In response to the letter and announcement of the panel discussion on social media, there was a rapid onslaught of criticism. Some on Twitter called the signatories "heretics" and "apostates."

O'Reilly said it was an unsurprising response that extends beyond social media. She said the letter contains nothing that contradicts church teaching or the belief that human life is sacred, and that such responses are "a learned script."

The panelists and the letter's authors called for Catholic institutions, as well as lawmakers and church leaders, to do more to support women and families.

Echoing the other panelists, Reimer-Barry said Catholics need to accompany women in their discernment and "create brave spaces for pregnant women to share their stories."

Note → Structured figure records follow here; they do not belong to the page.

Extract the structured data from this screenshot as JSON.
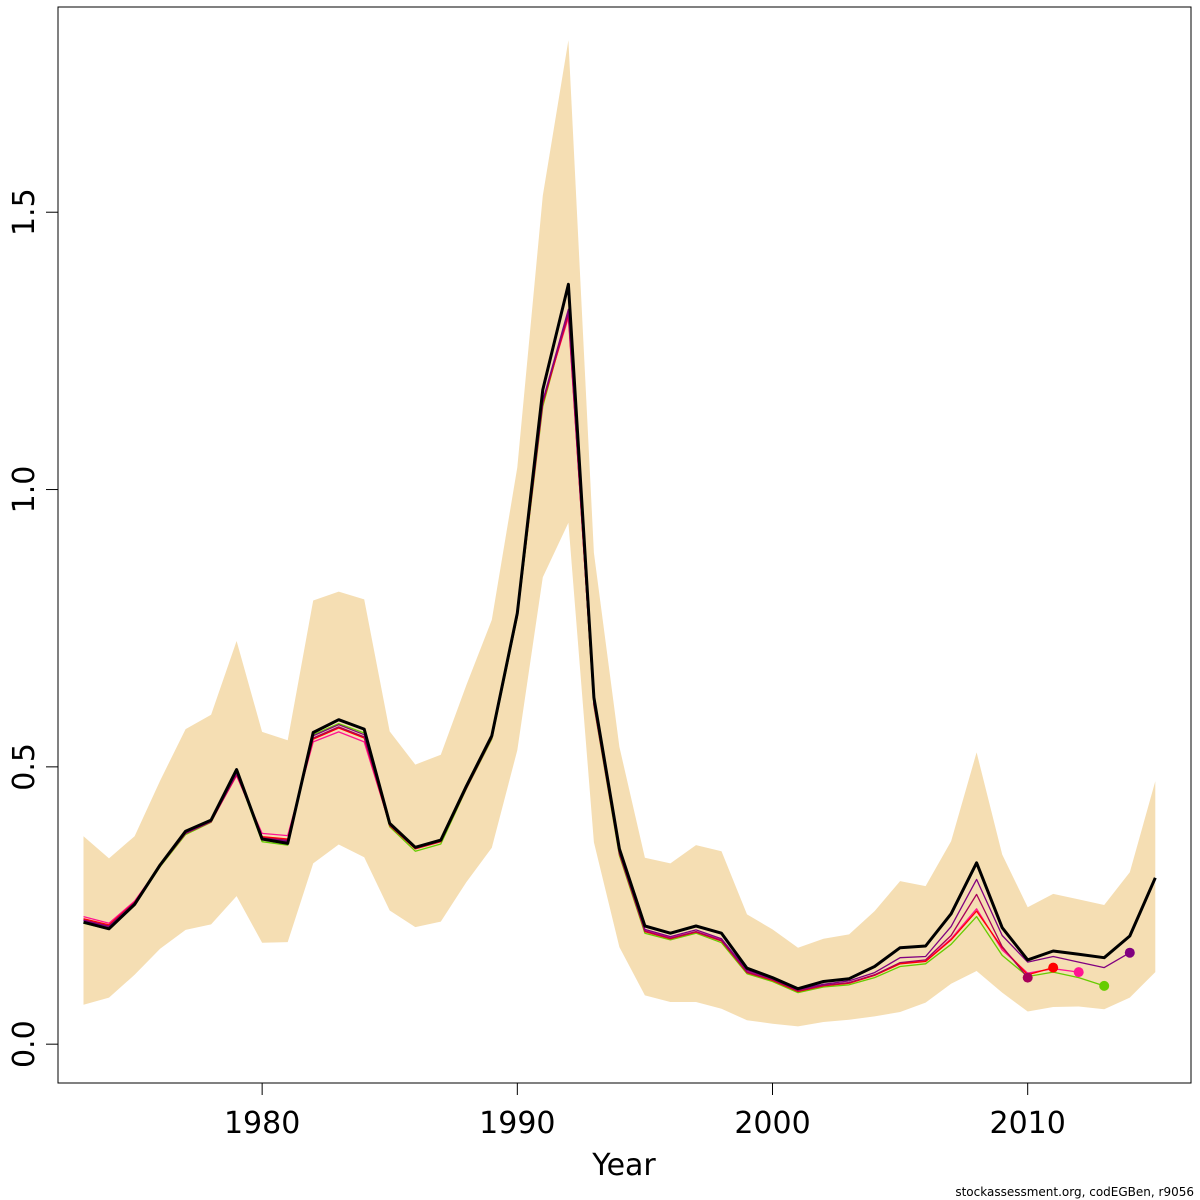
{
  "chart_data": {
    "type": "line",
    "xlabel": "Year",
    "ylabel": "",
    "xlim": [
      1972,
      2016.4
    ],
    "ylim": [
      -0.07,
      1.87
    ],
    "x_ticks": [
      1980,
      1990,
      2000,
      2010
    ],
    "x_tick_labels": [
      "1980",
      "1990",
      "2000",
      "2010"
    ],
    "y_ticks": [
      0.0,
      0.5,
      1.0,
      1.5
    ],
    "y_tick_labels": [
      "0.0",
      "0.5",
      "1.0",
      "1.5"
    ],
    "grid": false,
    "legend": "none",
    "band": {
      "color": "#f5deb3",
      "x": [
        1973,
        1974,
        1975,
        1976,
        1977,
        1978,
        1979,
        1980,
        1981,
        1982,
        1983,
        1984,
        1985,
        1986,
        1987,
        1988,
        1989,
        1990,
        1991,
        1992,
        1993,
        1994,
        1995,
        1996,
        1997,
        1998,
        1999,
        2000,
        2001,
        2002,
        2003,
        2004,
        2005,
        2006,
        2007,
        2008,
        2009,
        2010,
        2011,
        2012,
        2013,
        2014,
        2015
      ],
      "upper": [
        0.375,
        0.335,
        0.375,
        0.475,
        0.568,
        0.594,
        0.727,
        0.563,
        0.548,
        0.8,
        0.816,
        0.802,
        0.564,
        0.504,
        0.522,
        0.647,
        0.765,
        1.04,
        1.53,
        1.81,
        0.886,
        0.536,
        0.336,
        0.326,
        0.359,
        0.348,
        0.234,
        0.207,
        0.174,
        0.19,
        0.198,
        0.24,
        0.294,
        0.285,
        0.366,
        0.526,
        0.342,
        0.247,
        0.271,
        0.261,
        0.251,
        0.31,
        0.474
      ],
      "lower": [
        0.071,
        0.084,
        0.125,
        0.172,
        0.206,
        0.216,
        0.267,
        0.183,
        0.184,
        0.326,
        0.36,
        0.337,
        0.241,
        0.211,
        0.221,
        0.292,
        0.354,
        0.53,
        0.842,
        0.94,
        0.364,
        0.175,
        0.088,
        0.076,
        0.076,
        0.064,
        0.043,
        0.037,
        0.032,
        0.04,
        0.044,
        0.05,
        0.058,
        0.075,
        0.109,
        0.132,
        0.093,
        0.059,
        0.067,
        0.068,
        0.063,
        0.084,
        0.13
      ]
    },
    "x": [
      1973,
      1974,
      1975,
      1976,
      1977,
      1978,
      1979,
      1980,
      1981,
      1982,
      1983,
      1984,
      1985,
      1986,
      1987,
      1988,
      1989,
      1990,
      1991,
      1992,
      1993,
      1994,
      1995,
      1996,
      1997,
      1998,
      1999,
      2000,
      2001,
      2002,
      2003,
      2004,
      2005,
      2006,
      2007,
      2008,
      2009,
      2010,
      2011,
      2012,
      2013,
      2014,
      2015
    ],
    "series": [
      {
        "color": "#66cc00",
        "x": [
          1973,
          1974,
          1975,
          1976,
          1977,
          1978,
          1979,
          1980,
          1981,
          1982,
          1983,
          1984,
          1985,
          1986,
          1987,
          1988,
          1989,
          1990,
          1991,
          1992,
          1993,
          1994,
          1995,
          1996,
          1997,
          1998,
          1999,
          2000,
          2001,
          2002,
          2003,
          2004,
          2005,
          2006,
          2007,
          2008,
          2009,
          2010,
          2011,
          2012,
          2013
        ],
        "values": [
          0.218,
          0.207,
          0.25,
          0.32,
          0.378,
          0.4,
          0.49,
          0.365,
          0.359,
          0.558,
          0.578,
          0.561,
          0.392,
          0.348,
          0.361,
          0.46,
          0.55,
          0.77,
          1.15,
          1.32,
          0.61,
          0.34,
          0.2,
          0.188,
          0.2,
          0.183,
          0.127,
          0.113,
          0.093,
          0.103,
          0.107,
          0.12,
          0.14,
          0.145,
          0.18,
          0.23,
          0.16,
          0.122,
          0.13,
          0.12,
          0.105
        ],
        "end_marker": true
      },
      {
        "color": "#ff1493",
        "x": [
          1973,
          1974,
          1975,
          1976,
          1977,
          1978,
          1979,
          1980,
          1981,
          1982,
          1983,
          1984,
          1985,
          1986,
          1987,
          1988,
          1989,
          1990,
          1991,
          1992,
          1993,
          1994,
          1995,
          1996,
          1997,
          1998,
          1999,
          2000,
          2001,
          2002,
          2003,
          2004,
          2005,
          2006,
          2007,
          2008,
          2009,
          2010,
          2011,
          2012
        ],
        "values": [
          0.23,
          0.218,
          0.258,
          0.322,
          0.381,
          0.402,
          0.484,
          0.38,
          0.376,
          0.545,
          0.563,
          0.545,
          0.396,
          0.355,
          0.368,
          0.462,
          0.553,
          0.772,
          1.16,
          1.31,
          0.614,
          0.345,
          0.205,
          0.192,
          0.203,
          0.188,
          0.131,
          0.116,
          0.096,
          0.106,
          0.111,
          0.125,
          0.146,
          0.15,
          0.19,
          0.244,
          0.17,
          0.128,
          0.136,
          0.13
        ],
        "end_marker": true
      },
      {
        "color": "#ff0000",
        "x": [
          1973,
          1974,
          1975,
          1976,
          1977,
          1978,
          1979,
          1980,
          1981,
          1982,
          1983,
          1984,
          1985,
          1986,
          1987,
          1988,
          1989,
          1990,
          1991,
          1992,
          1993,
          1994,
          1995,
          1996,
          1997,
          1998,
          1999,
          2000,
          2001,
          2002,
          2003,
          2004,
          2005,
          2006,
          2007,
          2008,
          2009,
          2010,
          2011
        ],
        "values": [
          0.226,
          0.215,
          0.256,
          0.321,
          0.38,
          0.401,
          0.486,
          0.374,
          0.37,
          0.55,
          0.57,
          0.552,
          0.394,
          0.352,
          0.365,
          0.461,
          0.552,
          0.771,
          1.155,
          1.315,
          0.612,
          0.343,
          0.203,
          0.19,
          0.202,
          0.186,
          0.129,
          0.115,
          0.095,
          0.105,
          0.11,
          0.124,
          0.145,
          0.149,
          0.188,
          0.24,
          0.174,
          0.125,
          0.138
        ],
        "end_marker": true
      },
      {
        "color": "#a8005a",
        "x": [
          1973,
          1974,
          1975,
          1976,
          1977,
          1978,
          1979,
          1980,
          1981,
          1982,
          1983,
          1984,
          1985,
          1986,
          1987,
          1988,
          1989,
          1990,
          1991,
          1992,
          1993,
          1994,
          1995,
          1996,
          1997,
          1998,
          1999,
          2000,
          2001,
          2002,
          2003,
          2004,
          2005,
          2006,
          2007,
          2008,
          2009,
          2010
        ],
        "values": [
          0.224,
          0.213,
          0.255,
          0.321,
          0.38,
          0.401,
          0.487,
          0.372,
          0.368,
          0.552,
          0.572,
          0.554,
          0.395,
          0.353,
          0.366,
          0.461,
          0.552,
          0.772,
          1.158,
          1.318,
          0.613,
          0.344,
          0.204,
          0.191,
          0.203,
          0.187,
          0.13,
          0.116,
          0.096,
          0.106,
          0.111,
          0.125,
          0.147,
          0.152,
          0.196,
          0.27,
          0.176,
          0.12
        ],
        "end_marker": true
      },
      {
        "color": "#800080",
        "x": [
          1973,
          1974,
          1975,
          1976,
          1977,
          1978,
          1979,
          1980,
          1981,
          1982,
          1983,
          1984,
          1985,
          1986,
          1987,
          1988,
          1989,
          1990,
          1991,
          1992,
          1993,
          1994,
          1995,
          1996,
          1997,
          1998,
          1999,
          2000,
          2001,
          2002,
          2003,
          2004,
          2005,
          2006,
          2007,
          2008,
          2009,
          2010,
          2011,
          2012,
          2013,
          2014
        ],
        "values": [
          0.223,
          0.212,
          0.255,
          0.322,
          0.381,
          0.402,
          0.489,
          0.371,
          0.366,
          0.556,
          0.576,
          0.558,
          0.396,
          0.354,
          0.367,
          0.462,
          0.553,
          0.773,
          1.16,
          1.325,
          0.615,
          0.346,
          0.207,
          0.194,
          0.206,
          0.19,
          0.133,
          0.118,
          0.098,
          0.108,
          0.114,
          0.129,
          0.156,
          0.158,
          0.212,
          0.297,
          0.196,
          0.148,
          0.158,
          0.148,
          0.138,
          0.165
        ],
        "end_marker": true
      },
      {
        "color": "#000000",
        "bold": true,
        "x": [
          1973,
          1974,
          1975,
          1976,
          1977,
          1978,
          1979,
          1980,
          1981,
          1982,
          1983,
          1984,
          1985,
          1986,
          1987,
          1988,
          1989,
          1990,
          1991,
          1992,
          1993,
          1994,
          1995,
          1996,
          1997,
          1998,
          1999,
          2000,
          2001,
          2002,
          2003,
          2004,
          2005,
          2006,
          2007,
          2008,
          2009,
          2010,
          2011,
          2012,
          2013,
          2014,
          2015
        ],
        "values": [
          0.22,
          0.208,
          0.252,
          0.323,
          0.384,
          0.404,
          0.495,
          0.37,
          0.362,
          0.562,
          0.585,
          0.568,
          0.398,
          0.355,
          0.368,
          0.465,
          0.556,
          0.777,
          1.18,
          1.37,
          0.625,
          0.352,
          0.213,
          0.2,
          0.213,
          0.2,
          0.137,
          0.12,
          0.1,
          0.113,
          0.118,
          0.14,
          0.174,
          0.177,
          0.235,
          0.327,
          0.21,
          0.152,
          0.168,
          0.162,
          0.156,
          0.195,
          0.3
        ],
        "end_marker": false
      }
    ],
    "credit": "stockassessment.org, codEGBen, r9056"
  }
}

Catholics just celebrated Easter, added Imperatori-Lee, and read accounts from the Gospel about how women stayed with Jesus at the crucifixion, were the first to see the risen Jesus, and were sent to tell the disciples the good news of the paschal mystery.

"If God can entrust women to relay the things they have lived and seen and believed, what is keeping the church from doing the same?" she asked. "What is keeping us from trusting women when they are telling us over and over again that these decisions are complex and we need room for conscience and discernment?"